State And Local Government Debt

[It should be noted that] the chart posted above does not even take into account the massive unfunded pension obligations that state and local governments are facing.  According to the Detroit Free Press, state governments are facing unfunded pension obligations of 1.4 trillion dollars [as of 2010].

Detroit was the first [city] to go down but other cities (Chicago & Los Angeles come to mind) could well eventually be forced to declare bankruptcy too. According to a Pew Center report that was released earlier this year, 61 of the largest U.S. cities (the survey was limited to the largest city in each state and all other cities with more than 500,000 people) are facing a gap of more than $217 billion dollars in unfunded pension and health care liabilities at this point…

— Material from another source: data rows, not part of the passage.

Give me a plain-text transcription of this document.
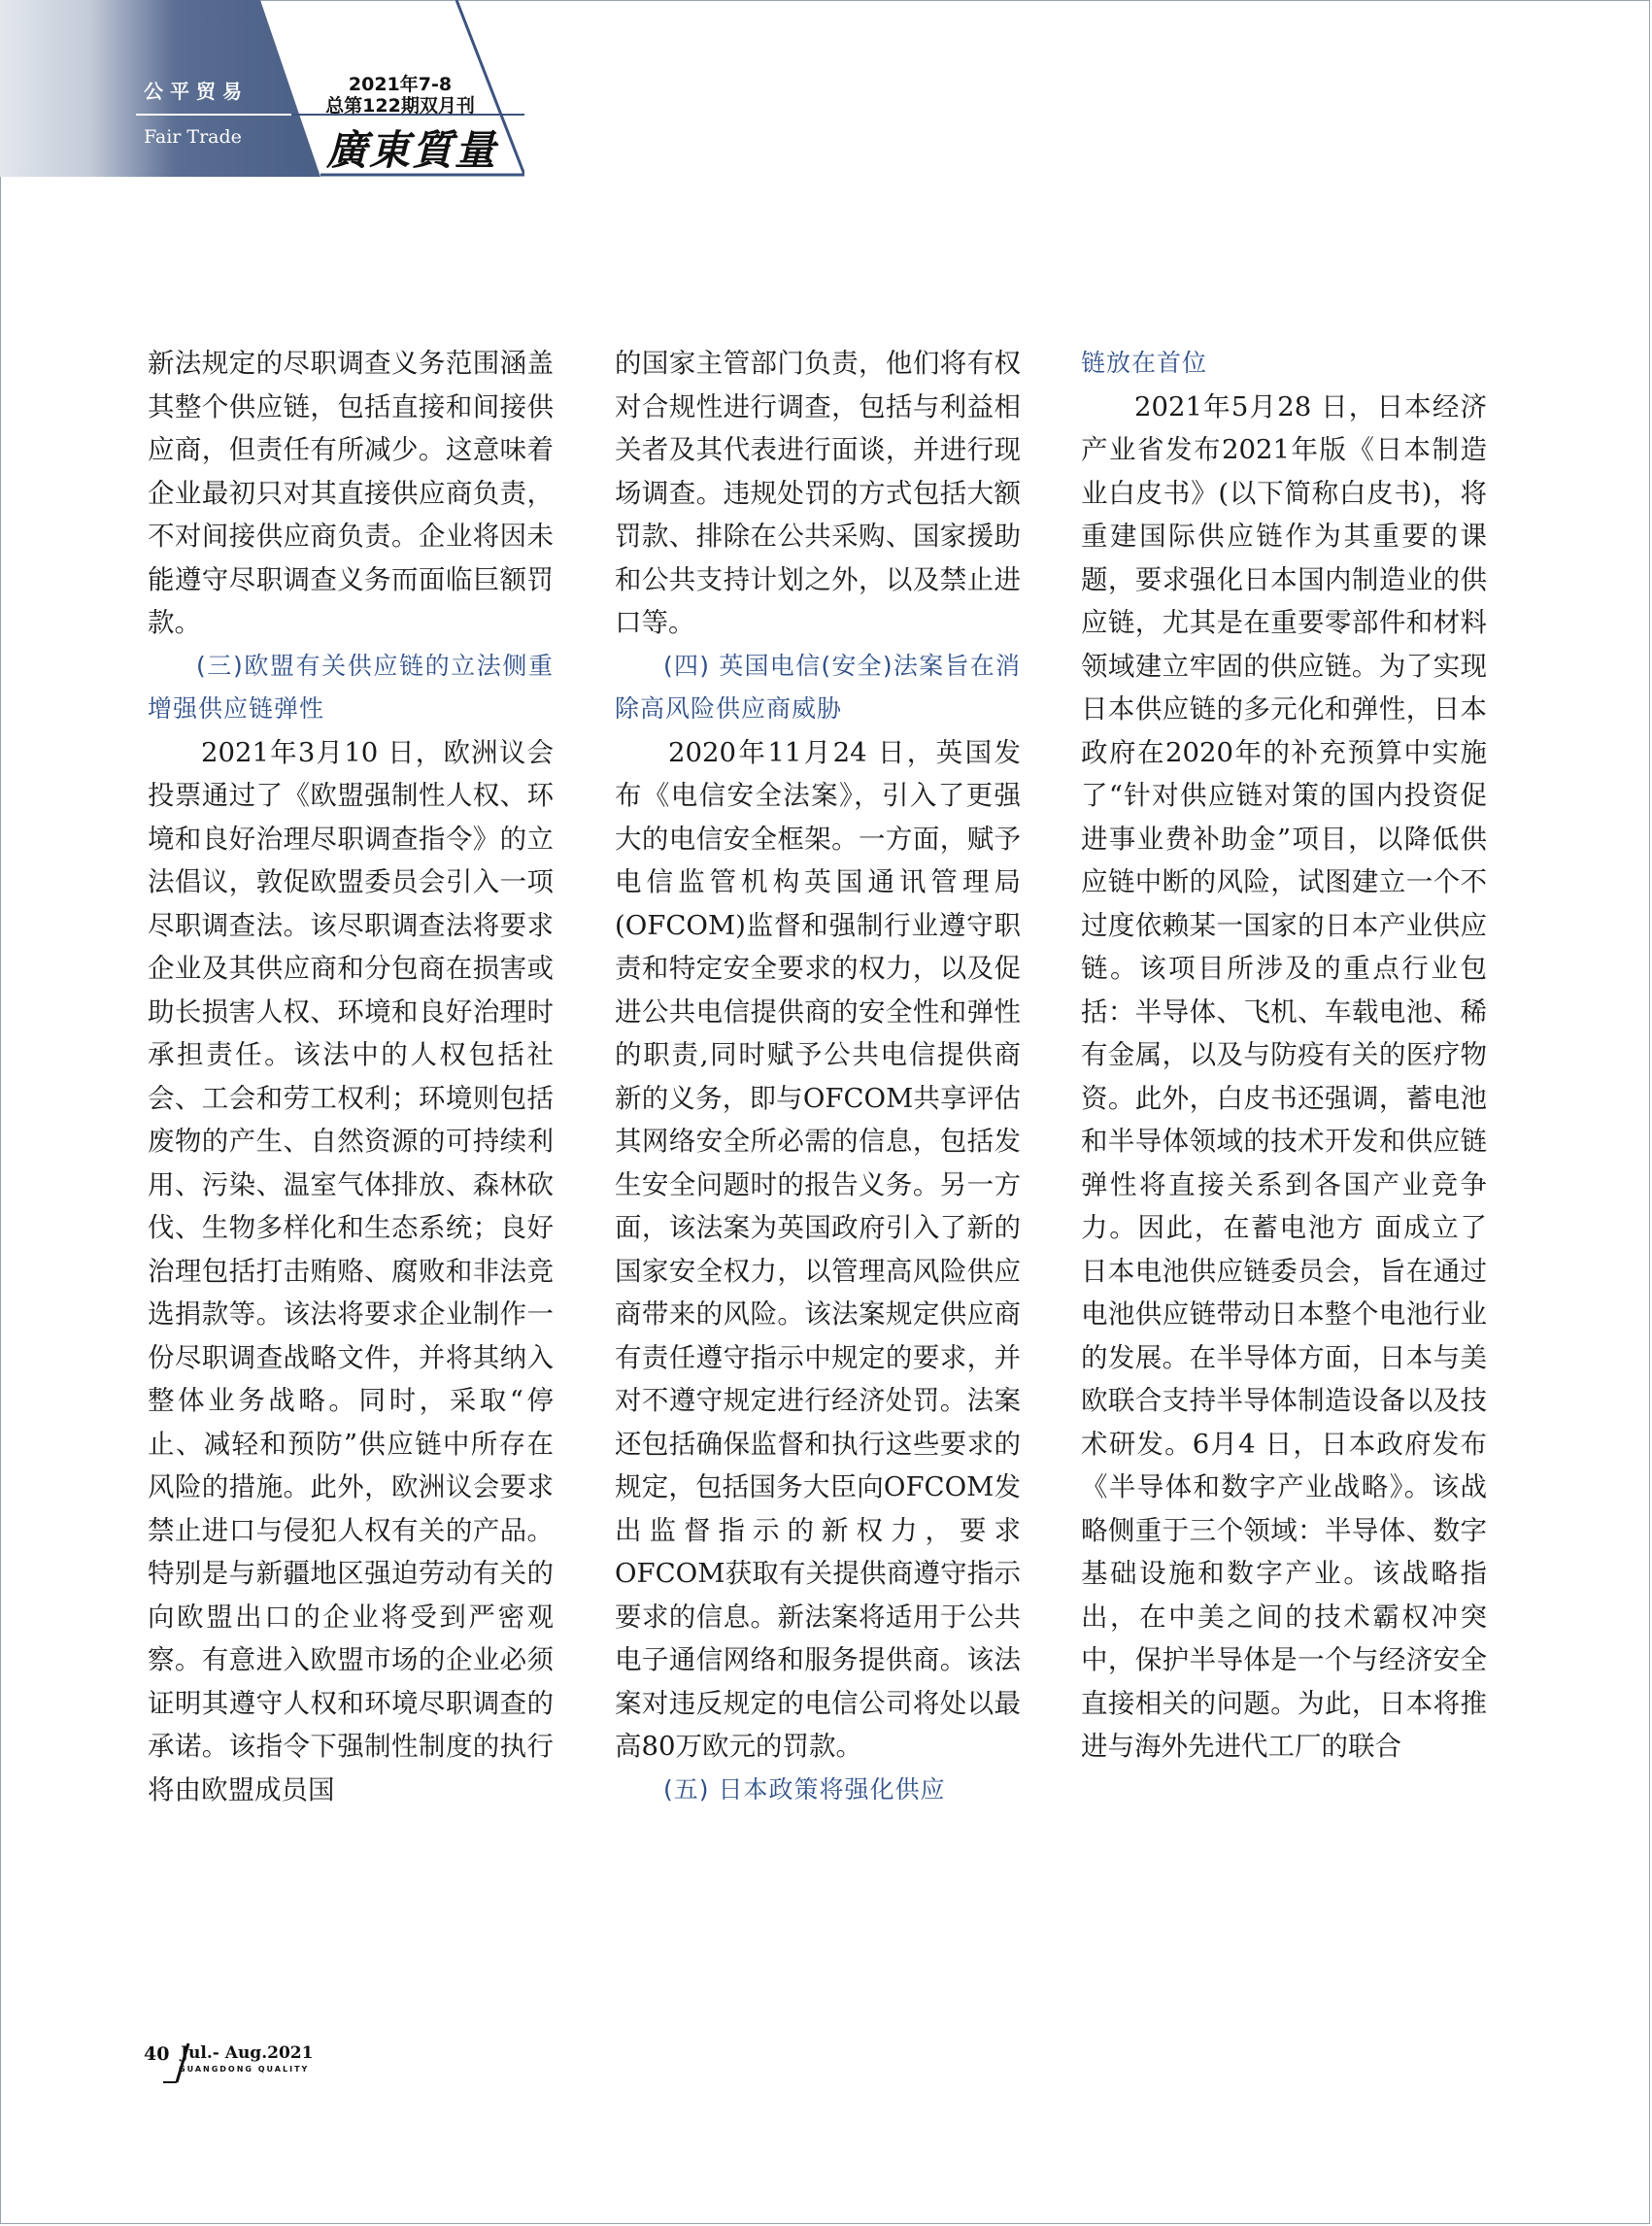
公平贸易
Fair Trade
2021年7-8
总第122期双月刊
廣東質量

新法规定的尽职调查义务范围涵盖其整个供应链，包括直接和间接供应商，但责任有所减少。这意味着企业最初只对其直接供应商负责，不对间接供应商负责。企业将因未能遵守尽职调查义务而面临巨额罚款。

(三)欧盟有关供应链的立法侧重增强供应链弹性

2021年3月10 日，欧洲议会投票通过了《欧盟强制性人权、环境和良好治理尽职调查指令》的立法倡议，敦促欧盟委员会引入一项尽职调查法。该尽职调查法将要求企业及其供应商和分包商在损害或助长损害人权、环境和良好治理时承担责任。该法中的人权包括社会、工会和劳工权利；环境则包括废物的产生、自然资源的可持续利用、污染、温室气体排放、森林砍伐、生物多样化和生态系统；良好治理包括打击贿赂、腐败和非法竞选捐款等。该法将要求企业制作一份尽职调查战略文件，并将其纳入整体业务战略。同时，采取“停止、减轻和预防”供应链中所存在风险的措施。此外，欧洲议会要求禁止进口与侵犯人权有关的产品。特别是与新疆地区强迫劳动有关的向欧盟出口的企业将受到严密观察。有意进入欧盟市场的企业必须证明其遵守人权和环境尽职调查的承诺。该指令下强制性制度的执行将由欧盟成员国

的国家主管部门负责，他们将有权对合规性进行调查，包括与利益相关者及其代表进行面谈，并进行现场调查。违规处罚的方式包括大额罚款、排除在公共采购、国家援助和公共支持计划之外，以及禁止进口等。

(四) 英国电信(安全)法案旨在消除高风险供应商威胁

2020年11月24 日，英国发布《电信安全法案》，引入了更强大的电信安全框架。一方面，赋予电信监管机构英国通讯管理局(OFCOM)监督和强制行业遵守职责和特定安全要求的权力，以及促进公共电信提供商的安全性和弹性的职责,同时赋予公共电信提供商新的义务，即与OFCOM共享评估其网络安全所必需的信息，包括发生安全问题时的报告义务。另一方面，该法案为英国政府引入了新的国家安全权力，以管理高风险供应商带来的风险。该法案规定供应商有责任遵守指示中规定的要求，并对不遵守规定进行经济处罚。法案还包括确保监督和执行这些要求的规定，包括国务大臣向OFCOM发出监督指示的新权力，要求OFCOM获取有关提供商遵守指示要求的信息。新法案将适用于公共电子通信网络和服务提供商。该法案对违反规定的电信公司将处以最高80万欧元的罚款。

(五) 日本政策将强化供应

链放在首位

2021年5月28 日，日本经济产业省发布2021年版《日本制造业白皮书》(以下简称白皮书)，将重建国际供应链作为其重要的课题，要求强化日本国内制造业的供应链，尤其是在重要零部件和材料领域建立牢固的供应链。为了实现日本供应链的多元化和弹性，日本政府在2020年的补充预算中实施了“针对供应链对策的国内投资促进事业费补助金”项目，以降低供应链中断的风险，试图建立一个不过度依赖某一国家的日本产业供应链。该项目所涉及的重点行业包括：半导体、飞机、车载电池、稀有金属，以及与防疫有关的医疗物资。此外，白皮书还强调，蓄电池和半导体领域的技术开发和供应链弹性将直接关系到各国产业竞争力。因此，在蓄电池方 面成立了日本电池供应链委员会，旨在通过电池供应链带动日本整个电池行业的发展。在半导体方面，日本与美欧联合支持半导体制造设备以及技术研发。6月4 日，日本政府发布《半导体和数字产业战略》。该战略侧重于三个领域：半导体、数字基础设施和数字产业。该战略指出，在中美之间的技术霸权冲突中，保护半导体是一个与经济安全直接相关的问题。为此，日本将推进与海外先进代工厂的联合

40 Jul.- Aug.2021
GUANGDONG QUALITY
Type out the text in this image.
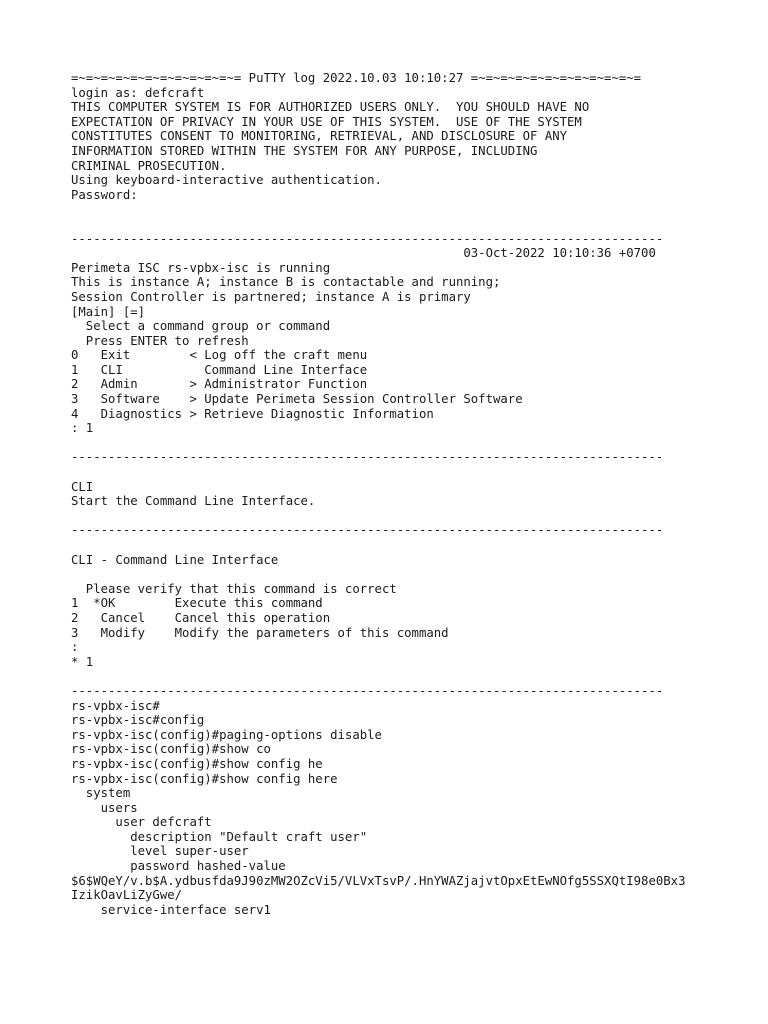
=~=~=~=~=~=~=~=~=~=~=~= PuTTY log 2022.10.03 10:10:27 =~=~=~=~=~=~=~=~=~=~=~=
login as: defcraft
THIS COMPUTER SYSTEM IS FOR AUTHORIZED USERS ONLY.  YOU SHOULD HAVE NO
EXPECTATION OF PRIVACY IN YOUR USE OF THIS SYSTEM.  USE OF THE SYSTEM
CONSTITUTES CONSENT TO MONITORING, RETRIEVAL, AND DISCLOSURE OF ANY
INFORMATION STORED WITHIN THE SYSTEM FOR ANY PURPOSE, INCLUDING
CRIMINAL PROSECUTION.
Using keyboard-interactive authentication.
Password:
--------------------------------------------------------------------------------
03-Oct-2022 10:10:36 +0700
Perimeta ISC rs-vpbx-isc is running
This is instance A; instance B is contactable and running;
Session Controller is partnered; instance A is primary
[Main] [=]
Select a command group or command
Press ENTER to refresh
0   Exit        < Log off the craft menu
1   CLI           Command Line Interface
2   Admin       > Administrator Function
3   Software    > Update Perimeta Session Controller Software
4   Diagnostics > Retrieve Diagnostic Information
: 1
--------------------------------------------------------------------------------
CLI
Start the Command Line Interface.
--------------------------------------------------------------------------------
CLI - Command Line Interface
Please verify that this command is correct
1  *OK        Execute this command
2   Cancel    Cancel this operation
3   Modify    Modify the parameters of this command
:
* 1
--------------------------------------------------------------------------------
rs-vpbx-isc#
rs-vpbx-isc#config
rs-vpbx-isc(config)#paging-options disable
rs-vpbx-isc(config)#show co
rs-vpbx-isc(config)#show config he
rs-vpbx-isc(config)#show config here
system
users
user defcraft
description "Default craft user"
level super-user
password hashed-value
$6$WQeY/v.b$A.ydbusfda9J90zMW2OZcVi5/VLVxTsvP/.HnYWAZjajvtOpxEtEwNOfg5SSXQtI98e0Bx3
IzikOavLiZyGwe/
service-interface serv1
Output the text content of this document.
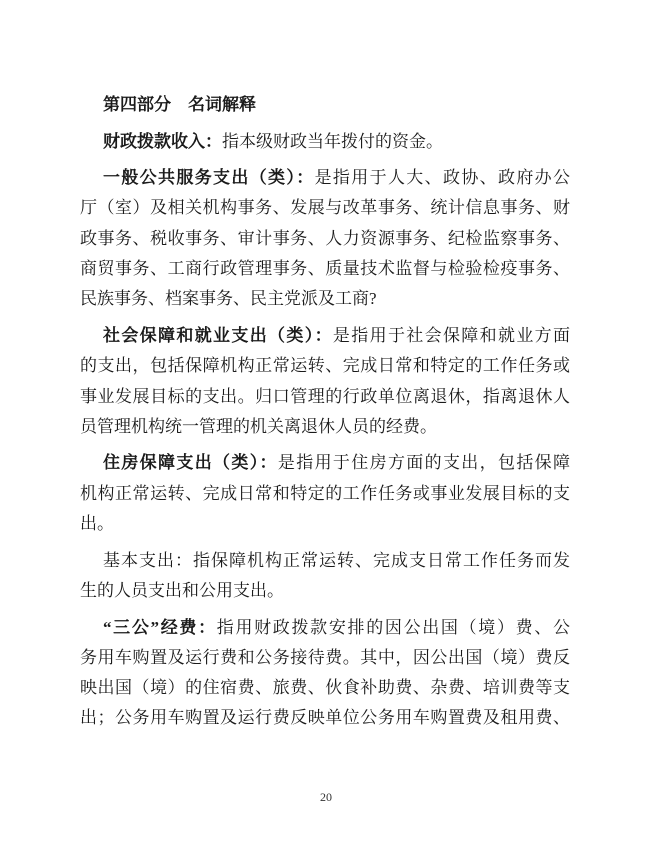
第四部分　名词解释
财政拨款收入：指本级财政当年拨付的资金。
一般公共服务支出（类）：是指用于人大、政协、政府办公
厅（室）及相关机构事务、发展与改革事务、统计信息事务、财
政事务、税收事务、审计事务、人力资源事务、纪检监察事务、
商贸事务、工商行政管理事务、质量技术监督与检验检疫事务、
民族事务、档案事务、民主党派及工商?
社会保障和就业支出（类）：是指用于社会保障和就业方面
的支出，包括保障机构正常运转、完成日常和特定的工作任务或
事业发展目标的支出。归口管理的行政单位离退休，指离退休人
员管理机构统一管理的机关离退休人员的经费。
住房保障支出（类）：是指用于住房方面的支出，包括保障
机构正常运转、完成日常和特定的工作任务或事业发展目标的支
出。
基本支出：指保障机构正常运转、完成支日常工作任务而发
生的人员支出和公用支出。
“三公”经费：指用财政拨款安排的因公出国（境）费、公
务用车购置及运行费和公务接待费。其中，因公出国（境）费反
映出国（境）的住宿费、旅费、伙食补助费、杂费、培训费等支
出；公务用车购置及运行费反映单位公务用车购置费及租用费、
20
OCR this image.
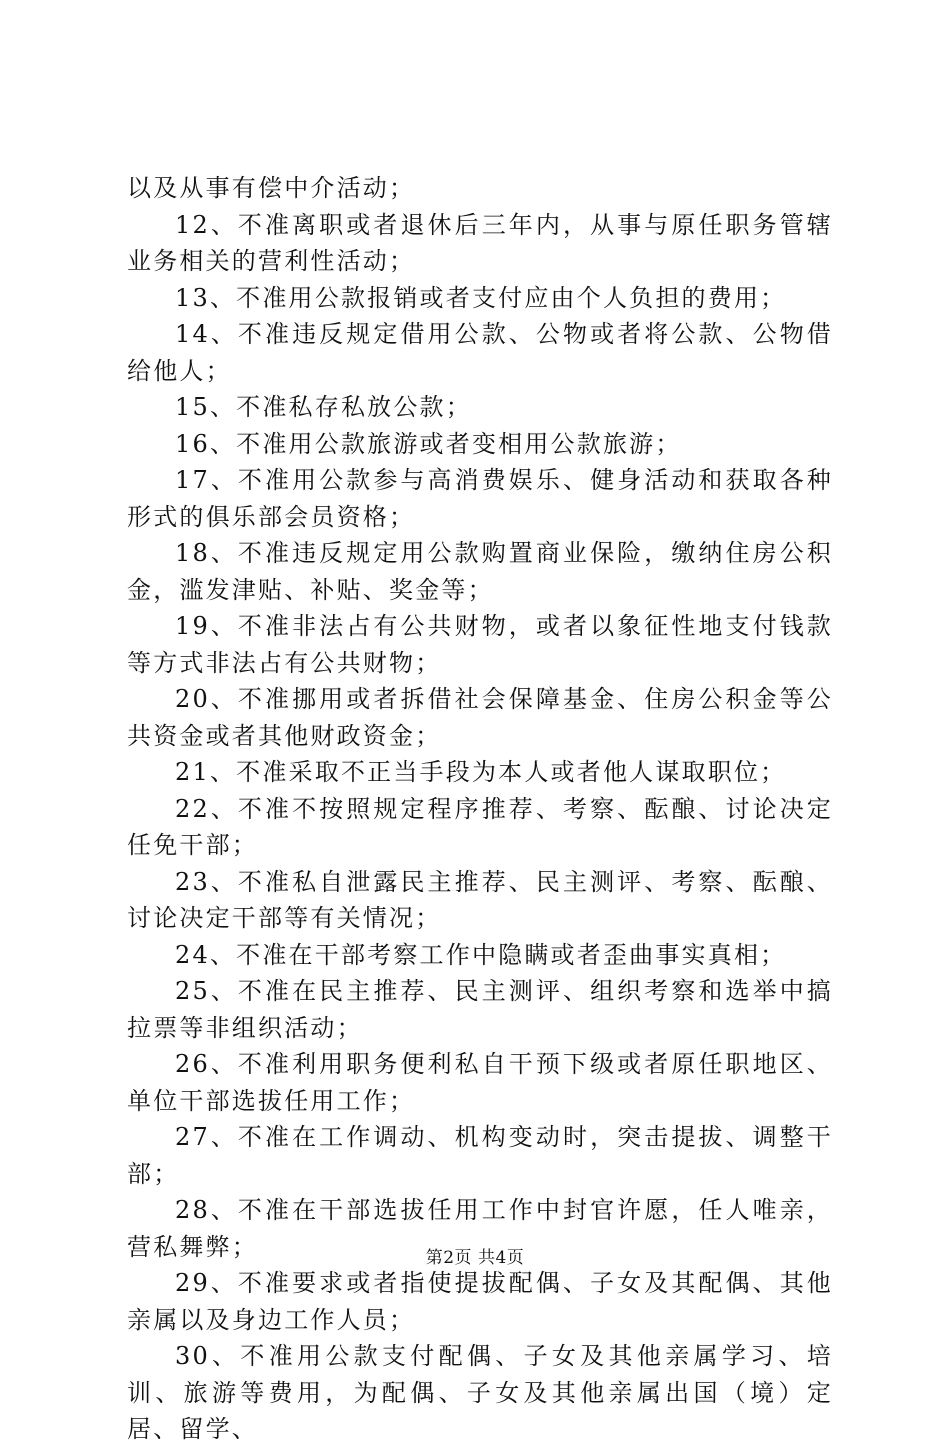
以及从事有偿中介活动；

12、不准离职或者退休后三年内，从事与原任职务管辖业务相关的营利性活动；

13、不准用公款报销或者支付应由个人负担的费用；

14、不准违反规定借用公款、公物或者将公款、公物借给他人；

15、不准私存私放公款；

16、不准用公款旅游或者变相用公款旅游；

17、不准用公款参与高消费娱乐、健身活动和获取各种形式的俱乐部会员资格；

18、不准违反规定用公款购置商业保险，缴纳住房公积金，滥发津贴、补贴、奖金等；

19、不准非法占有公共财物，或者以象征性地支付钱款等方式非法占有公共财物；

20、不准挪用或者拆借社会保障基金、住房公积金等公共资金或者其他财政资金；

21、不准采取不正当手段为本人或者他人谋取职位；

22、不准不按照规定程序推荐、考察、酝酿、讨论决定任免干部；

23、不准私自泄露民主推荐、民主测评、考察、酝酿、讨论决定干部等有关情况；

24、不准在干部考察工作中隐瞒或者歪曲事实真相；

25、不准在民主推荐、民主测评、组织考察和选举中搞拉票等非组织活动；

26、不准利用职务便利私自干预下级或者原任职地区、单位干部选拔任用工作；

27、不准在工作调动、机构变动时，突击提拔、调整干部；

28、不准在干部选拔任用工作中封官许愿，任人唯亲，营私舞弊；

29、不准要求或者指使提拔配偶、子女及其配偶、其他亲属以及身边工作人员；

30、不准用公款支付配偶、子女及其他亲属学习、培训、旅游等费用，为配偶、子女及其他亲属出国（境）定居、留学、

第2页 共4页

Where will all of that money come from? That is a good question, and nobody has an easy answer at this point.

Growth in Consumer Debt

Meanwhile, U.S. consumers have been racking up staggering amounts of debt over the past several decades.  Just consider the following numbers:

  • Total home mortgage debt in the United States is now about 5 times larger than it was just 20 years ago.
  • Car loans just keep getting longer and longer, and approximately 70 percent of all car purchases in the United States now involve an auto loan.
  • The total amount of student loan debt in America recently surpassed the one trillion dollar mark
  • 41% of all working age Americans either have medical bill problems or are currently paying off medical debt and, according to a report published in The American Journal of Medicine, medical bills are a major factor in more than 60% of the personal bankruptcies in the United States.
  • Consumer debt in the United States has risen by a whopping 1700% since 1971, and
  • 46% of all Americans carry a credit card balance from month to month. Sadly, most people don’t realize how damaging credit card debt can be…
    • If you are an average American household, and you carry an average balance of $15,956 in credit card debt, and
    • if you pay an average current rate of 12.83%, and
    • if you carry this average balance for 40 years, between ages 25 and 65,
    • guess how much your credit card company will make off of you and your extreme averageness? Answer: $2,629,618.64!! Incredibly, a large percentage of the population does not seem to understand these things.
  • An astounding 43% of all American families spend more than they earn each year.
  • The above is why approximately 50% of all Americans die broke.

Conclusion

We are a nation that is completely addicted to debt. If you do not believe that it will ever catch up with us then you are being delusional. We have piled up the biggest mountain of debt in the history of the planet, and a day of reckoning is fast approaching.

[Editor’s Note: The author’s views and conclusions in the above article are unaltered and no personal comments have been included to maintain the integrity of the original post. Furthermore, the views, conclusions and any recommendations offered in this article are not to be construed as an endorsement of such by the editor.]